General Motors Settles With California for $5.75M

General Motors Settles With California for $5.75M
Clarence Ditlow, executive director of the Center for Auto Safety, displays a GM ignition switch similar to those linked to 13 deaths and dozens of crashes of General Motors small cars like the Chevy Cobalt, during a news conference on Capitol Hill in Washington on April 1, 2014. J. Scott Applewhite/AP Photo
The Associated Press
Updated:

SACRAMENTO, Calif.—General Motors Co. has agreed to a $5.75 million settlement with California regarding false statements the company made to investors about problems with its deadly ignition switches, state officials announced Friday.

The faulty ignition switches led to at least 124 fatalities and 274 injuries nationwide. The defect also resulted in the recall of more than nine million vehicles in 2014—one of the biggest recalls in the nation’s history—from the largest U.S. automaker because the switches sometimes caused the sudden termination of electrical systems, including power steering and power brakes.
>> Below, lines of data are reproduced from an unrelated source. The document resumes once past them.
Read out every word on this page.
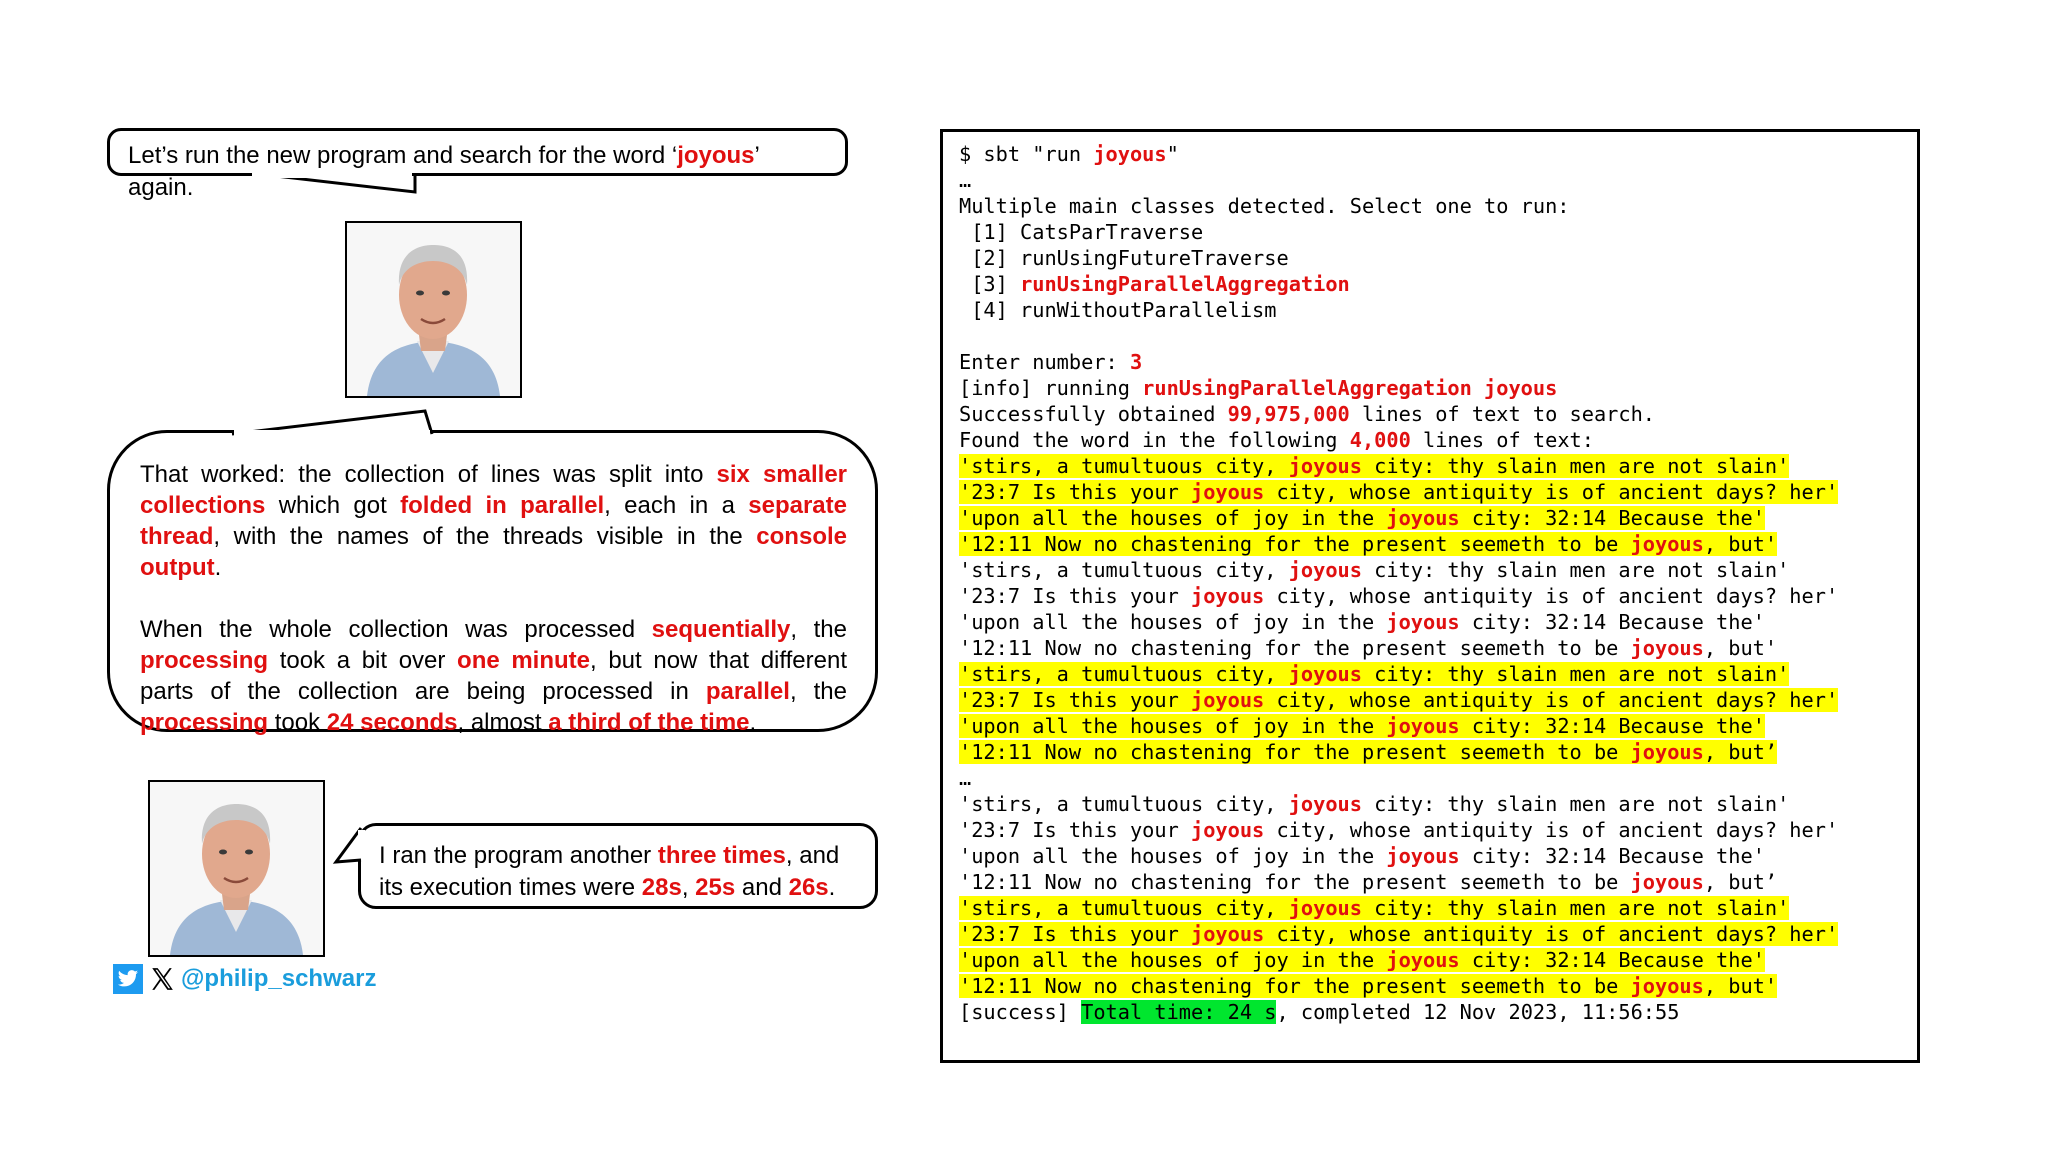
Let’s run the new program and search for the word ‘joyous’ again.

That worked: the collection of lines was split into six smaller collections which got folded in parallel, each in a separate thread, with the names of the threads visible in the console output.

When the whole collection was processed sequentially, the processing took a bit over one minute, but now that different parts of the collection are being processed in parallel, the processing took 24 seconds, almost a third of the time.

I ran the program another three times, and its execution times were 28s, 25s and 26s.
@philip_schwarz
$ sbt "run joyous"
…
Multiple main classes detected. Select one to run:
[1] CatsParTraverse
[2] runUsingFutureTraverse
[3] runUsingParallelAggregation
[4] runWithoutParallelism

Enter number: 3
[info] running runUsingParallelAggregation joyous
Successfully obtained 99,975,000 lines of text to search.
Found the word in the following 4,000 lines of text:
'stirs, a tumultuous city, joyous city: thy slain men are not slain'
'23:7 Is this your joyous city, whose antiquity is of ancient days? her'
'upon all the houses of joy in the joyous city: 32:14 Because the'
'12:11 Now no chastening for the present seemeth to be joyous, but'
'stirs, a tumultuous city, joyous city: thy slain men are not slain'
'23:7 Is this your joyous city, whose antiquity is of ancient days? her'
'upon all the houses of joy in the joyous city: 32:14 Because the'
'12:11 Now no chastening for the present seemeth to be joyous, but'
'stirs, a tumultuous city, joyous city: thy slain men are not slain'
'23:7 Is this your joyous city, whose antiquity is of ancient days? her'
'upon all the houses of joy in the joyous city: 32:14 Because the'
'12:11 Now no chastening for the present seemeth to be joyous, but’
…
'stirs, a tumultuous city, joyous city: thy slain men are not slain'
'23:7 Is this your joyous city, whose antiquity is of ancient days? her'
'upon all the houses of joy in the joyous city: 32:14 Because the'
'12:11 Now no chastening for the present seemeth to be joyous, but’
'stirs, a tumultuous city, joyous city: thy slain men are not slain'
'23:7 Is this your joyous city, whose antiquity is of ancient days? her'
'upon all the houses of joy in the joyous city: 32:14 Because the'
'12:11 Now no chastening for the present seemeth to be joyous, but'
[success] Total time: 24 s, completed 12 Nov 2023, 11:56:55
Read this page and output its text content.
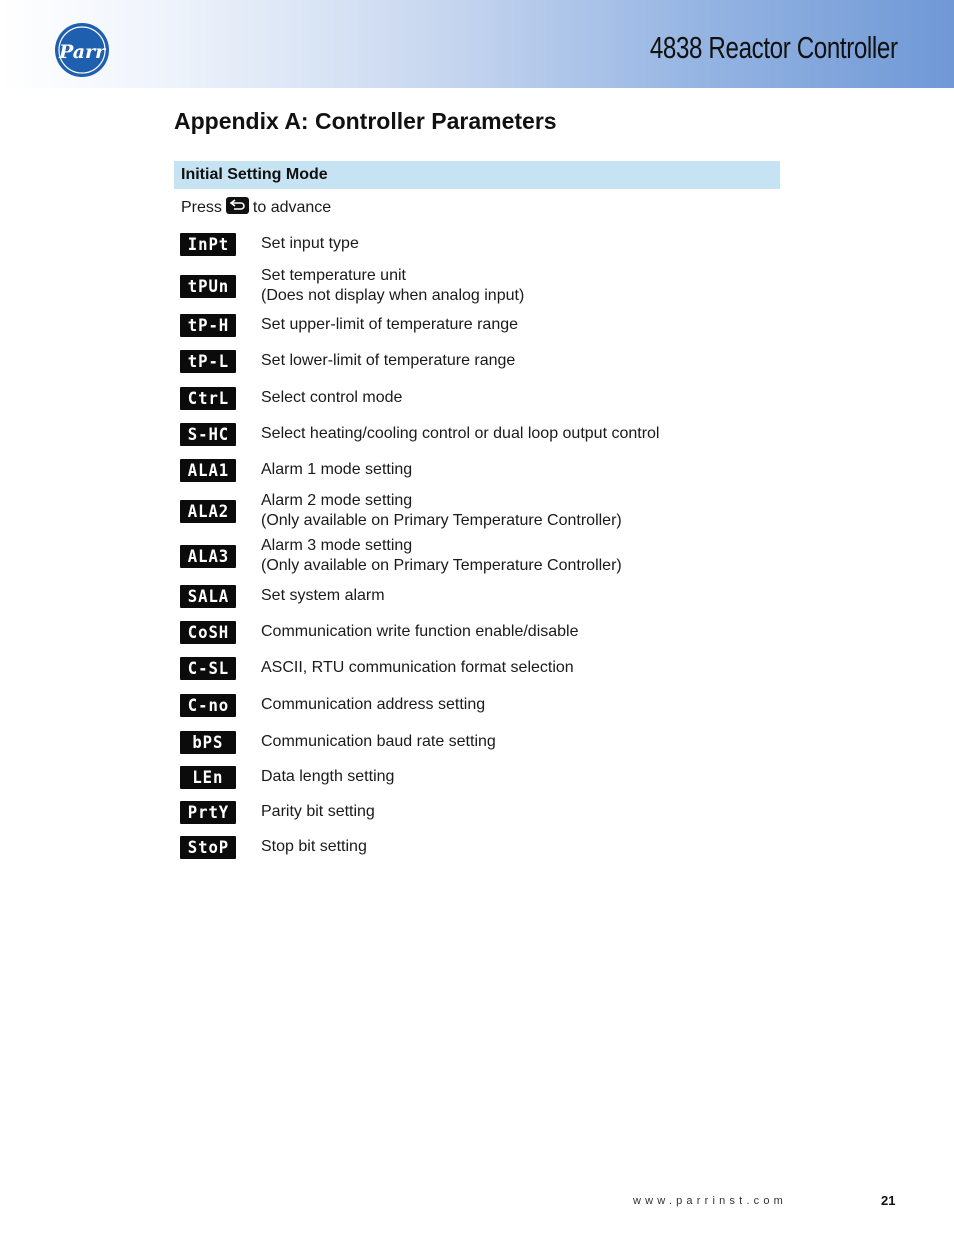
Parr	4838 Reactor Controller
Appendix A: Controller Parameters
Initial Setting Mode
Press to advance
InPt Set input type
tPUn
Set temperature unit
(Does not display when analog input)
tP-H Set upper-limit of temperature range
tP-L Set lower-limit of temperature range
CtrL Select control mode
S-HC Select heating/cooling control or dual loop output control
ALA1 Alarm 1 mode setting
ALA2
Alarm 2 mode setting
(Only available on Primary Temperature Controller)
ALA3
Alarm 3 mode setting
(Only available on Primary Temperature Controller)
SALA Set system alarm
CoSH Communication write function enable/disable
C-SL ASCII, RTU communication format selection
C-no Communication address setting
bPS Communication baud rate setting
LEn Data length setting
PrtY Parity bit setting
StoP Stop bit setting
www.parrinst.com	21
In 2015, GM agreed to pay a $900 million settlement to end a U.S. Department of Justice criminal probe, as well as $1 million in 2017 to the U.S. Securities and Exchange Commission for an accounting case. Later that year, the automaker settled with dozens of states for $120 million.

GM did not admit any wrongdoing as part of the 2021 agreement with California.

“We are pleased to have cooperated with the State of California to resolve this matter,” GM said in a statement Friday.

California’s settlement came about because the state’s largest pension system, the California Public Employees’ Retirement System, lost millions of dollars in GM stock.

Sen. Edward J. Markey, D-Mass., displays a GM ignition switch similar to those linked to 13 deaths and dozens of crashes of General Motors small cars like the Chevy Cobalt, during a news conference on Capitol Hill in Washington on April 1, 2014. (J. Scott Applewhite/AP Photo)
Sen. Edward J. Markey, D-Mass., displays a GM ignition switch similar to those linked to 13 deaths and dozens of crashes of General Motors small cars like the Chevy Cobalt, during a news conference on Capitol Hill in Washington on April 1, 2014. J. Scott Applewhite/AP Photo

The company knew about the faulty switches in 2005 but failed to report it to federal authorities until 2014, officials said, and hid the problems from investors.

Automakers must notify the National Highway and Traffic Safety Administration within five days of finding out about a safety defect.

“General Motors cheated California twice—first by concealing a fatal flaw in its vehicles, then by concealing the facts about the flaw in its financial disclosures, which affected the retirement investments of public servants across California,” Attorney General Xavier Becerra said in a statement.

“This settlement finally holds GM to account,” he added.